L'hériatge DickensLondres 1860. Le petit Tim Cratchit, jeune héros de Charles Dickens dans Un conte de Noël, a bien grandi et n'a plus besoin de sa béquille. Même si sa jambe se rappelle sans cesse à son bon souvenir.

Tim n'a pas vraiment d'emploi et vit plus ou moins volontairement au crochet de l'Oncle N., comprenez Ebenezer Scrooge. D'autant que son père vient de décéder et qu'il n'a plus sa mère depuis longtemps...

Aussi lorsqu'un inconnu, croisé dans le rue, lui conseille de se rendre dans l'établissement d'une certaine Mrs Sharpe où l'on pourrait avoir besoin de lui, Tim n'hésite pas beaucoup.

L'établissement en question, réservé exclusivement aux membres de la gente masculine et à leur plaisir, pour ne pas en dire plus, va ainsi devenir  comme "un foyer" pour le jeune homme.

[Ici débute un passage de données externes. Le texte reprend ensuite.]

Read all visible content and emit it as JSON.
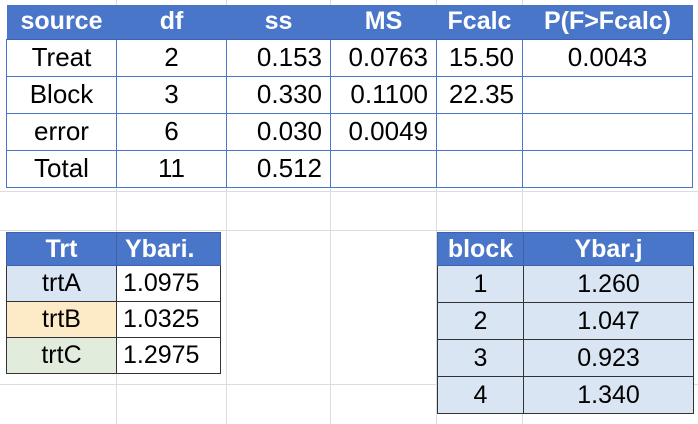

Son rôle officiel : tenir le comptes ; son rôle non officiel : apprendre à la tenancière à lire et à écrire, à manier les mots...

Tout irait donc pour le mieux pour Tim qui se retrouve nourri, logé, blanchi, dans une maison qui en vaut bien une autre...sauf qu'il y a le cadavre d'une fillette, trouvé dans une ruelle ; l'image de cette toute jeune fille ne veut plus sortir de son esprit. Encore moins la marque qu'elle portait au creux du bras, un G surmonté de deux yeux ; une marque ressemblant à la tête d'un vautour...

Quelques jours passent et un second corps est tiré de la Tamise par Tim et son ami le capitaine Gulli, partis en repêcher un autre en vérité, celui d'un marin qui s'est noyé...pour le vendre à l'université de médecine (il n'y a pas de petit profits !).

Et puis, il rencontre une enfant, Philomena, étrange, terrifiée et courageuse à la fois, qu'il ressent le besoin, instinctivement, de protéger...

Qu'il le veuille ou non, Tim Cratchit se trouve, ainsi, projeté dans l’œil du cyclone...

Si le suspens n'est pas haletant, le récit est rudement bien mené. Le style est riche, épais comme du miel. L'auteur fait preuve d'une verve qui emporte rapidement le lecteur dans un Londres que n'aurait sûrement pas renié Dickens. J'ai un faible en particulier pour la façon dont Louis Bayard dépeint ses personnages...

Extrait : « Pour Otterbourne, le sourire fait partie d'une langue étrangère. Après une tentative, somme toute symbolique, son visage retrouve son alignement habituel, cette carapace que je connais maintenant assez bien. Cette sorte d'homme absorbe la lumière sans la réfléchir. »

ou encore : « Une grosse femme flageolante, qui me caresse du regard, parle d'une voix râpeuse et aiguë, mais dont l'accent n'appartient pas aux classes laborieuses. Cela n'est pas une indigente comme je l'ai cru par erreur, mais une représentante de l'espèce beaucoup plus redoutable des sœurs missionnaires. Eh oui. L'épaisse robe de laine noire mal taillée. La cornette blanche, sous la raie rectiligne, les cheveux tirés si sévèrement en arrière que tout le visage en est tendu. Et la Bible, naturellement, comprimée sous l'aisselle jusqu'à l'étouffement. »

Je vous laisse juge...

En bref, un roman policier fort sympathique, mais qui vaut surtout à mes yeux pour la plume éloquente, teintée d'humour, de Louis Bayard.